3. Run A First Check¶
from director_ai import score
result = score(
"What is the refund policy?",
"Refunds are available for 90 days.",
facts={"policy": "Refunds are available for 30 days only."},
threshold=0.3,
)
print(result.approved, result.score, result.evidence)
Expected outcome: the answer should be rejected or assigned a low coherence score because it contradicts the governed fact.
4. Add Domain Evidence¶
For a real pilot, replace toy facts with governed data:
- product policy extracts;
- medical, legal, finance, or scientific reference snippets;
- customer-support macros;
- approved retrieval chunks from an internal knowledge base;
- labelled examples of acceptable and unacceptable answers.
Every benchmark or threshold decision should record:
- dataset source and ownership;
- split policy;
- scorer configuration;
- threshold;
- false-positive and false-negative examples;
- latency and hardware context;
- review owner and approval date.
5. Pick A Control Action¶
Director-AI can fail closed or fail soft. Choose based on consequence:
| Failure mode | Use when |
|---|---|
raise |
A wrong answer must not leave the application boundary |
metadata |
The application decides how to display or route the risk |
log |
Early observation without user-visible enforcement |
| HTTP reject | Proxy or middleware owns the response boundary |
| Human review | Low-confidence outputs need operator approval |
| Streaming halt | Partial output must stop before completion |
6. Validate The Pilot¶
Minimum evidence before a production pilot:
- quickstart or API smoke passes in the target environment;
- a labelled domain sample has been scored;
- at least one known bad answer is rejected;
- at least one known good answer is approved;
- logs contain no secrets;
- evidence records are understandable to a domain reviewer;
- operational ownership is assigned for threshold changes and false-positive review.

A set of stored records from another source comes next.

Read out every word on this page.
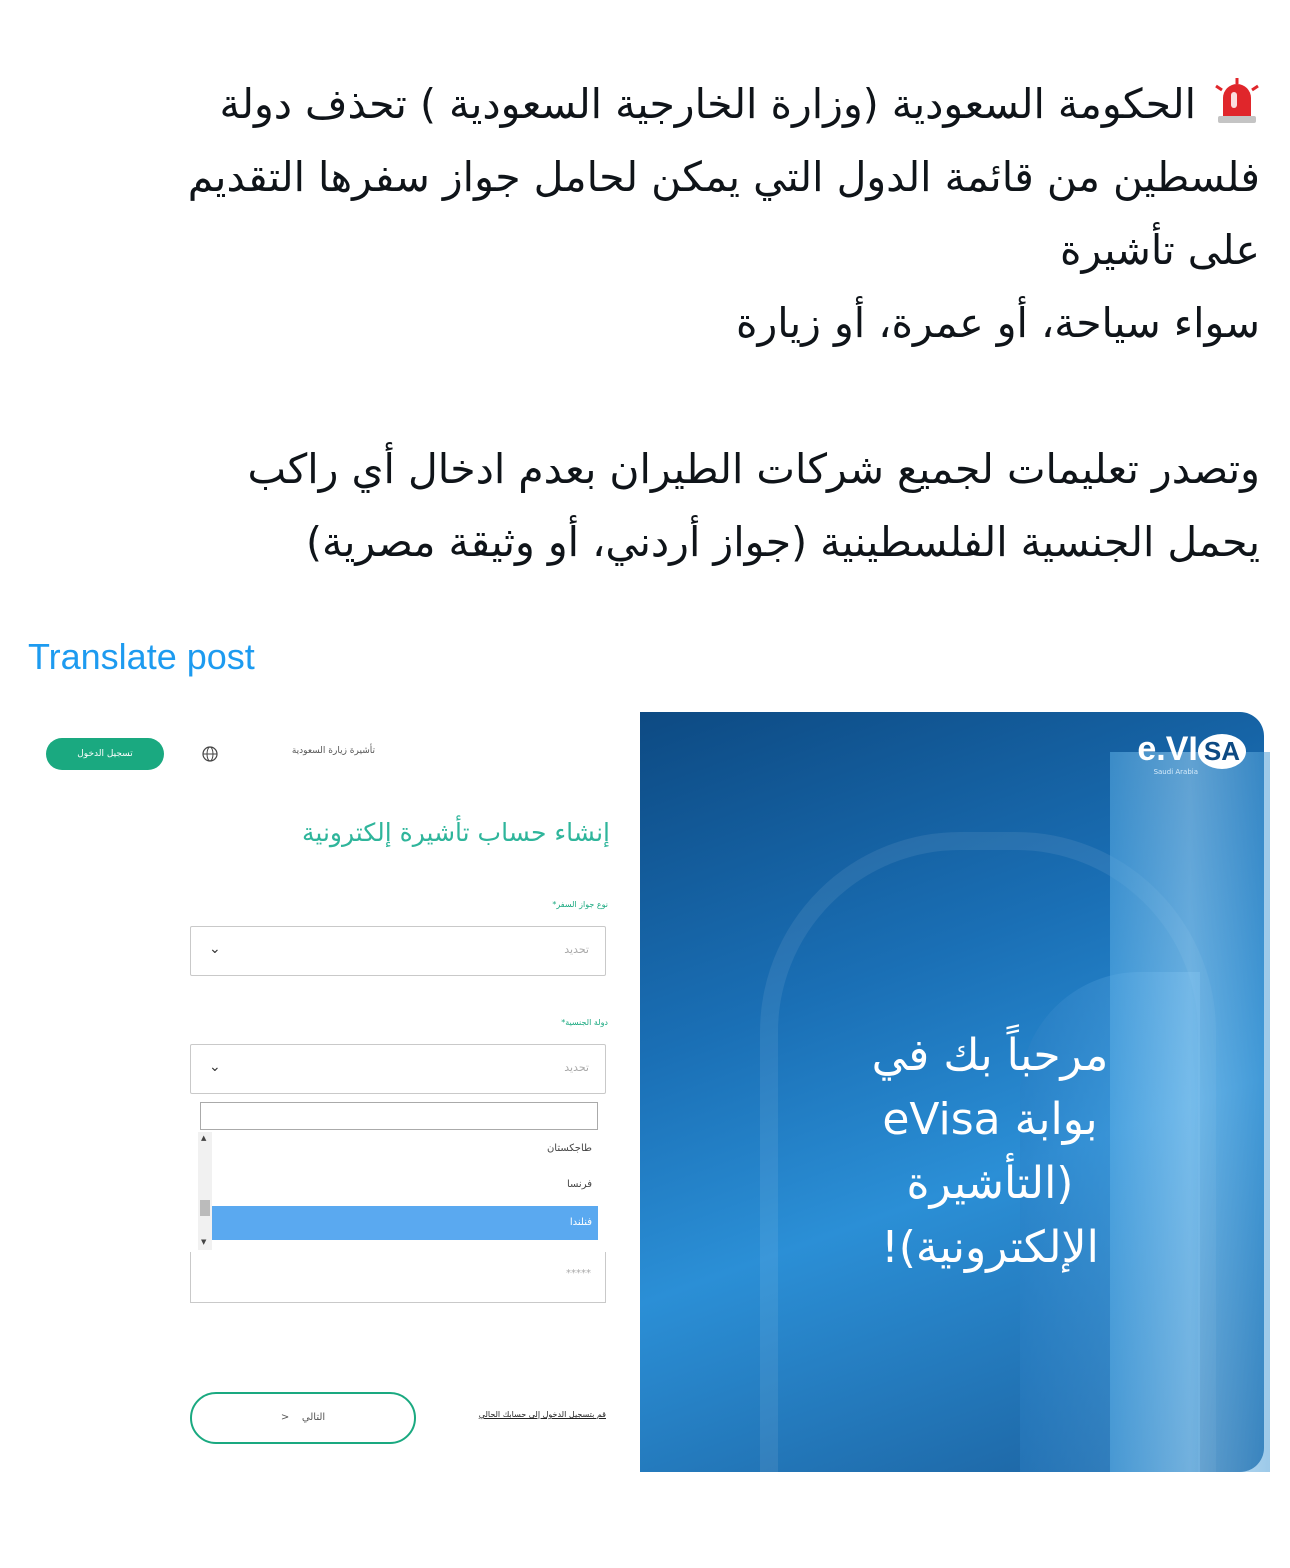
الحكومة السعودية (وزارة الخارجية السعودية ) تحذف دولة

فلسطين من قائمة الدول التي يمكن لحامل جواز سفرها التقديم

على تأشيرة

سواء سياحة، أو عمرة، أو زيارة

وتصدر تعليمات لجميع شركات الطيران بعدم ادخال أي راكب

يحمل الجنسية الفلسطينية (جواز أردني، أو وثيقة مصرية)

Translate post
تسجيل الدخول	تأشيرة زيارة السعودية
إنشاء حساب تأشيرة إلكترونية
نوع جواز السفر*
تحديد
⌄
دولة الجنسية*
تحديد
⌄
▲
▼
طاجكستان
فرنسا
فنلندا
*****
>    التالي	قم بتسجيل الدخول إلى حسابك الحالي
e.VI SA
Saudi Arabia
مرحباً بك في
بوابة eVisa
(التأشيرة
الإلكترونية)!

7. Evidence Packet Template¶
Use this packet for internal review, procurement, or a customer pilot closeout:
| Section | Contents |
|---|---|
| Use case | Workflow, users, output boundary, and consequence of a wrong answer |
| Dataset | Source, ownership, split policy, examples excluded from tuning |
| Configuration | Package version, scorer mode, threshold, runtime extras, KB version |
| Results | Good-answer approvals, bad-answer rejections, false positives, false negatives |
| Operations | Auth, tenant binding, metrics, logs, review queue, rollback owner |
| Claim boundary | Which claims are supported by this pilot and which require more evidence |
8. Continue By Role¶
| Role | Next page |
|---|---|
| Application developer | Quickstart |
| RAG engineer | KB Ingestion |
| Evaluation engineer | BatchProcessor API |
| Platform operator | Production Guide |
| Compliance reviewer | Compliance Reporting |
| Commercial evaluator | Product Overview |
9. Business Evidence Package¶
For commercial pilots, pair technical checks with a short evidence packet:
- one-page use-case statement (input, output, and consequence),
- fixed test split and acceptance criteria,
- false-positive and false-negative examples from production-like samples,
- incident and rollback flow,
- review owner and escalation path,
- and a short post-pilot report with expected reduction in factual-risk incidents.
Publishing this package early is often the fastest way to get procurement and security teams aligned.